A monitor actively checks a target on a configured schedule and records the result. When a check fails (or recovers), Watchplane creates an incident and sends notifications.
Monitor types
| Type | Use case |
|---|---|
| HTTP/HTTPS | Check web endpoints — status codes, response body, headers |
| TCP | Verify a port is open on any host |
| DNS | Validate DNS record resolution |
| SSL | Check TLS certificate expiry and validity |
Check intervals
The minimum check interval depends on your plan:
| Plan | Minimum interval |
|---|---|
| Free | 3 minutes |
| Starter | 1 minute |
| Pro | 30 seconds |
| Business | 30 seconds |
Monitor lifecycle
Created → Checking → Up
↓
Failure detected → Incident created → Notified
↓
Resolved → Incident closed → Recovery notification
A monitor transitions from Up to Down after a configurable number of consecutive failures (default: 1). This reduces false positives from transient network errors.
Notifications
Each monitor can be linked to multiple notification channels. When status changes:
- Down — alert sent immediately (or after the configured failure threshold)
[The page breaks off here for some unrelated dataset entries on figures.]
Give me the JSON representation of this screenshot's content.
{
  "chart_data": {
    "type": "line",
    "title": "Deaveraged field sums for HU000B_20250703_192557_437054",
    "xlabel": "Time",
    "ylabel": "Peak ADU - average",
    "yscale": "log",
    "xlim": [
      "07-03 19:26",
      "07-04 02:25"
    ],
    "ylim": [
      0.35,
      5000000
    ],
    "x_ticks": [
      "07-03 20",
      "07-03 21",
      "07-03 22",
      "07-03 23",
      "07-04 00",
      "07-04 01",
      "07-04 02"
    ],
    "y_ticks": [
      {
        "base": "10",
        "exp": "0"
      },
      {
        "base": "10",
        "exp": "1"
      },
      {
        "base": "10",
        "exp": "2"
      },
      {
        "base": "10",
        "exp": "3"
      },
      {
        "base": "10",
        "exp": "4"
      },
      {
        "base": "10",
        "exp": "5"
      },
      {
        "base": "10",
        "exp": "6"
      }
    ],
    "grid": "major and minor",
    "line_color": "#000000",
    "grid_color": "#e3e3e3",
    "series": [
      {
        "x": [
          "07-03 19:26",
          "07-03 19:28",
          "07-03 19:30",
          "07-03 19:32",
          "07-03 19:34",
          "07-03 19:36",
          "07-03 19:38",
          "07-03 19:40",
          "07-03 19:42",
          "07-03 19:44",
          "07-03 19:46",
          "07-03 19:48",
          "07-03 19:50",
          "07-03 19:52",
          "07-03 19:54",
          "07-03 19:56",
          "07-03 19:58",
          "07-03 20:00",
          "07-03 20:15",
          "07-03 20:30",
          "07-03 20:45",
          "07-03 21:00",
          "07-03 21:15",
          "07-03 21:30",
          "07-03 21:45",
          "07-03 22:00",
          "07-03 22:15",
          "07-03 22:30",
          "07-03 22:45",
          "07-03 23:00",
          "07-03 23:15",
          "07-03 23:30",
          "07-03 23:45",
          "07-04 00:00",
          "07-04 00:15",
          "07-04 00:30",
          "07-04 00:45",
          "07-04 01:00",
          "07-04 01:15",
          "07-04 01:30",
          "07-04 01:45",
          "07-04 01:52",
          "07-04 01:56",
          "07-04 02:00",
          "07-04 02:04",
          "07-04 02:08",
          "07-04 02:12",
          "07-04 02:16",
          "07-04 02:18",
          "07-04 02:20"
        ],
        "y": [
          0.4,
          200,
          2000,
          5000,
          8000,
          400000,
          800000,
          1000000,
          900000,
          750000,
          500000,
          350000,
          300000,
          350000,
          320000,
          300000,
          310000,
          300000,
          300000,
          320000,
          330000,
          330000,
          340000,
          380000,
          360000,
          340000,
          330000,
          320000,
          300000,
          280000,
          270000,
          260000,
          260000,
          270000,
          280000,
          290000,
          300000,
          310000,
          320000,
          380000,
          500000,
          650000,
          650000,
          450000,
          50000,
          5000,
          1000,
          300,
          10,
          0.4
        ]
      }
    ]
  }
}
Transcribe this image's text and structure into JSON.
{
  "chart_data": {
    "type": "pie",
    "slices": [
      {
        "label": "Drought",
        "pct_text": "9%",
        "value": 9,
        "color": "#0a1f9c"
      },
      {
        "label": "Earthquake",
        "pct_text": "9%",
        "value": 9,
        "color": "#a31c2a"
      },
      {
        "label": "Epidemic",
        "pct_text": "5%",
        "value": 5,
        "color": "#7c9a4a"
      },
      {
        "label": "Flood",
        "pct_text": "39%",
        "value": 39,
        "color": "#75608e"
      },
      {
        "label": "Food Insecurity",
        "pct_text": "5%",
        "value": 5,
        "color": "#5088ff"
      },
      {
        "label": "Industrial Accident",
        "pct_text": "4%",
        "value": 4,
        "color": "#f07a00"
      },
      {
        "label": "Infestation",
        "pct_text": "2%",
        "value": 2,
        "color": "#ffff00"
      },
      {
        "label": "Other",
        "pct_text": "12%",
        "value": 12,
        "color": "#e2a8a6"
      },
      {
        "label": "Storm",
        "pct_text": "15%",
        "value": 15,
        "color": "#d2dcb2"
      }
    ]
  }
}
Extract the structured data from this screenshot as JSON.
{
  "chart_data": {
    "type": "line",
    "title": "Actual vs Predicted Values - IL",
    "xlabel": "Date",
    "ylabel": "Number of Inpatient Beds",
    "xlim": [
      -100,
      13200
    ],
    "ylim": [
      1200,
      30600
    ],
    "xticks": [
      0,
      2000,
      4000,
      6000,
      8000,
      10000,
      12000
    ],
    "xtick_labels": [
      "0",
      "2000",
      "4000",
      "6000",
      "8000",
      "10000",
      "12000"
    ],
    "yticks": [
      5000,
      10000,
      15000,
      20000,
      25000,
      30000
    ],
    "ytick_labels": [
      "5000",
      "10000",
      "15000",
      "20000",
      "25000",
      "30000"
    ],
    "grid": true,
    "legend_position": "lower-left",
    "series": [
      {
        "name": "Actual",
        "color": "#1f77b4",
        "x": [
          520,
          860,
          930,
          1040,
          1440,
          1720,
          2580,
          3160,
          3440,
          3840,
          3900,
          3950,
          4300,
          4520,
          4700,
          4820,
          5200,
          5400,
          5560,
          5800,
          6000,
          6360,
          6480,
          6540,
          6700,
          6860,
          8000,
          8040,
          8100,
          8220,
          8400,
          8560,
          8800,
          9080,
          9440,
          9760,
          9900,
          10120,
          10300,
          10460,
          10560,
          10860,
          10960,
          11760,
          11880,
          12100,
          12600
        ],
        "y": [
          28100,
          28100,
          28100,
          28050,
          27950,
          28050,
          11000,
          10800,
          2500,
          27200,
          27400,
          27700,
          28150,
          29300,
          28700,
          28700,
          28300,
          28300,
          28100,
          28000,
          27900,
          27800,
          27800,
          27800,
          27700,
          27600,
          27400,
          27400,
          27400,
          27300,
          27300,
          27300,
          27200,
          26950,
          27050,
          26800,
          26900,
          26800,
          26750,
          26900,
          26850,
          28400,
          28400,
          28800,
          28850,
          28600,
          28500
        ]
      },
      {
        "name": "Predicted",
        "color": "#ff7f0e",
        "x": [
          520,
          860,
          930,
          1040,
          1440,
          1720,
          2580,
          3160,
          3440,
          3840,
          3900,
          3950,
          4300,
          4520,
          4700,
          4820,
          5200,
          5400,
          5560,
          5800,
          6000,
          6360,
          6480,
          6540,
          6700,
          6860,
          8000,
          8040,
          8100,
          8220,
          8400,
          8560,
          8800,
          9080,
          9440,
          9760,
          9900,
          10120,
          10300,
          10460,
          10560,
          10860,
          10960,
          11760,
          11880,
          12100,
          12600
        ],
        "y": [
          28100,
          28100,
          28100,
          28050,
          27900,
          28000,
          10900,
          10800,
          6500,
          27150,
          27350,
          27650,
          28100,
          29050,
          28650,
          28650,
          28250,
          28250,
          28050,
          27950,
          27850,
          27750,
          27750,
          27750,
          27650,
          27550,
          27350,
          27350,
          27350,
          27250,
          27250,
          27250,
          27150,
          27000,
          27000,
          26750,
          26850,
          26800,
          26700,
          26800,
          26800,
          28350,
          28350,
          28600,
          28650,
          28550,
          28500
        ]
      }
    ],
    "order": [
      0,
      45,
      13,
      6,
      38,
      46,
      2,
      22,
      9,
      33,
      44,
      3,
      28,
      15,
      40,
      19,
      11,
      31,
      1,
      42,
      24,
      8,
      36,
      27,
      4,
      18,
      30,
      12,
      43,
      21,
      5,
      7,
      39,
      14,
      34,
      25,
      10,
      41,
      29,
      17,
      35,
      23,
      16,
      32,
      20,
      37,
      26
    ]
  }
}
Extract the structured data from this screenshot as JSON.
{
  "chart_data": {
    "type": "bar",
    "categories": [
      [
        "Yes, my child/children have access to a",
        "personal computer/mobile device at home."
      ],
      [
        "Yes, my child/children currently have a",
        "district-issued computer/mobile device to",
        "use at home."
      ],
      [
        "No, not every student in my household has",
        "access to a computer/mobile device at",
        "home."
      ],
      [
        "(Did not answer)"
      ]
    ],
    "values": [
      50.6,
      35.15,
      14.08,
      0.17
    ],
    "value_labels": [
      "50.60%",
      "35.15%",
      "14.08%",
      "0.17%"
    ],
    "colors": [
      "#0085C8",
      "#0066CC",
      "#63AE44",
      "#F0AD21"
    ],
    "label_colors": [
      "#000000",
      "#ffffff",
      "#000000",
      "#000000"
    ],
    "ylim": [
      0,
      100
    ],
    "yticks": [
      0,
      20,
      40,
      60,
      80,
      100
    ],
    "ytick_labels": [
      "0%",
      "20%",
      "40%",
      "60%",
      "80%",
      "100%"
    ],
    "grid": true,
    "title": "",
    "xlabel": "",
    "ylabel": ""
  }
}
- Up (recovery) — recovery notification sent when the monitor returns to healthy
Notification channels include email, Slack, webhooks, push notifications, and SMS.
Regions
Watchplane runs checks from multiple geographic regions. You can configure which regions a monitor uses — useful for detecting region-specific outages.
Maintenance windows
Schedule periods where a monitor won’t trigger alerts. See Maintenance Windows.
Real-time updates
Monitor status streams via Server-Sent Events (SSE) at /api/v1/projects/{projectId}/monitors/events. The dashboard uses this to update status without polling.